Roman Imperial coin, silver, AR antoninianus. Struck during the reign of Caesar Gaius Messius Quintus Traianus Decius Augustus, possibly in 251 during his joint reign with his son, Quintus Herennius Etruscus Messius Decius Augustus, 249-251 C.E. The radiate head of Trajan Decius faces right in profile, on obverse with the inscriptions "IMP C M Q TRAIANVS DECIVS AVG" surrounding image. On reverse, the two Pannoniae, the personifications of the divisions of the region of Pannoniae, face front and stand side by side, each holding a standard with the inscription "PANNONIAE" surrounding image.
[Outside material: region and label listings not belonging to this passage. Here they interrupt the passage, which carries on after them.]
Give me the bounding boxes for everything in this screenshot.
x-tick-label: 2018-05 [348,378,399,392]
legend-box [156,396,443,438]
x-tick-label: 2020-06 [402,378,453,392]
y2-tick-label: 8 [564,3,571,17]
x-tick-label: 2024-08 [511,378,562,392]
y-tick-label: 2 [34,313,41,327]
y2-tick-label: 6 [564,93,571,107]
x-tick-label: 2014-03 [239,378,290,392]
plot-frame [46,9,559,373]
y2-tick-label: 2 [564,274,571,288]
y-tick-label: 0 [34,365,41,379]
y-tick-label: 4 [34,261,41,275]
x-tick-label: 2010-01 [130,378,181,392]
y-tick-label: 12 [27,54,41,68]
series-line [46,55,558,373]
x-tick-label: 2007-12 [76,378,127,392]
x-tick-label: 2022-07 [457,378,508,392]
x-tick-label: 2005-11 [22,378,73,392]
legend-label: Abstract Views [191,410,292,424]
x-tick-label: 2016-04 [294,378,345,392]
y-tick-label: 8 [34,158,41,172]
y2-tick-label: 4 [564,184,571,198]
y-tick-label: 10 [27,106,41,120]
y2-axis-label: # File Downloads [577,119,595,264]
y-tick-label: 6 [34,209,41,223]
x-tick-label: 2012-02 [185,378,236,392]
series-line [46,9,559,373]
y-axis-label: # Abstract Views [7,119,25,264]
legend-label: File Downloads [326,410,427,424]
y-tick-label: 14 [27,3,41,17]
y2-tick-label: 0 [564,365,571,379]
Reverse images faded and difficult to decipher.
Date range: 249-251 C.E.
Remarks: Born about 201 C.E. at Budalia, a village in Lower Pannonia, Decius attained senatorial rank early in his career and was governor of Lower Moesia from 234-8 C.E. Following the abortive rebellion of Pacatian in Upper Moesia, Philip dispatched Decius to restore order; but the rebels forced the latter, under threat of death, to assume the purple and march upon Italy. In the ensuing battle, which was fought near Verona, Philip and his son were slain and Decius was left undisputed master of the empire. Much of his short reign was spent in fighting the barbarians on the Northern frontier, and in battle against the Goths at Abrittus, late in 251 , Decius was defeated and killed together with his elder son and co emperor, Herennius Etruscus. The reign of Decius is, perhaps, best known for his rigorous persecution of the Christians, in which Pope Fabian lost his life. Trajan Decius' coins were minted in Rome, Milan, and Antioch.
Reference: David Sear, "Roman Coins and Their Values", (Vol III, 2005), #9378, pg 199.